LONDON/WASHINGTON: The "corrosive pressures of recession" have increased the emphasis on marketing accountability, but can also lead brands to adopt strategies that are "often wrong about what is wasteful and what is good for effectiveness," a new study published in Admap has found.

Updating their analysis of 880 case studies submitted to the IPA Effectiveness Awards, entitled Marketing in the Era of Accountability, Les Binet, of DDB Matrix, and Peter Field, a marketing consultant, argue that using the wrong metrics to measure success is not a new problem. (The full article is available to WARC subscribers here.)

As far as marketing is concerned, one of the main impacts of the economic downturn is that "what was once driven by best practice is now driven by necessity."

While this situation is a necessary one – as "if marketing is asking business to dig deep during troubled times then the quid pro quo must be greater accountability" – it can also lead to sub-optimal outcomes for brands.
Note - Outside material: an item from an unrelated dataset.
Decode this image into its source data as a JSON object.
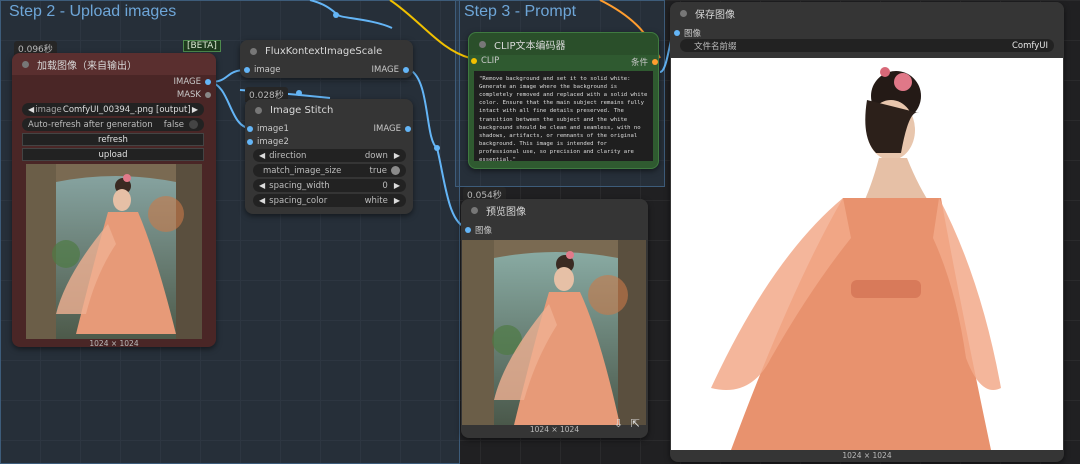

One of the major failings of marketers operating in such a climate is focusing on excessive price promotion, a tactic which is founded not on enhancing effectiveness, but on driving a short-term improvement in sales.

Indeed, data from the IPA papers suggest that while these initiatives give the "impression" of doing the right thing, they actually run counter to a brand's short- and long-term goals.

This is because heavy discounts undermine both previous value-adding efforts and company profits, while consumers also "come to expect deals, and price sensitivity rises."

Wide-ranging budget cuts may also not prove the answer, and where reductions in spending are possible, these should be proportionate, in order to ensure that a brand maintains its "share of voice" in a particular category.

Summarising this approach to budget management, Binet and Field said that "if a brand's competitors are cutting theirs, clearly it is possible to cut the budget without losing" overall share of voice.

However, they also warn that "it would be wise" to make sure that a product's key competitors are not maintaining or increasing their outlay, which would lead to them increasing their share of voice and, ultimately, their share of market.

Among Binet and Field's other recommendations to marketers are to use TV, which “works slightly harder during downturns," and to try and maintain emotional engagement with consumers rather than solely focusing on price.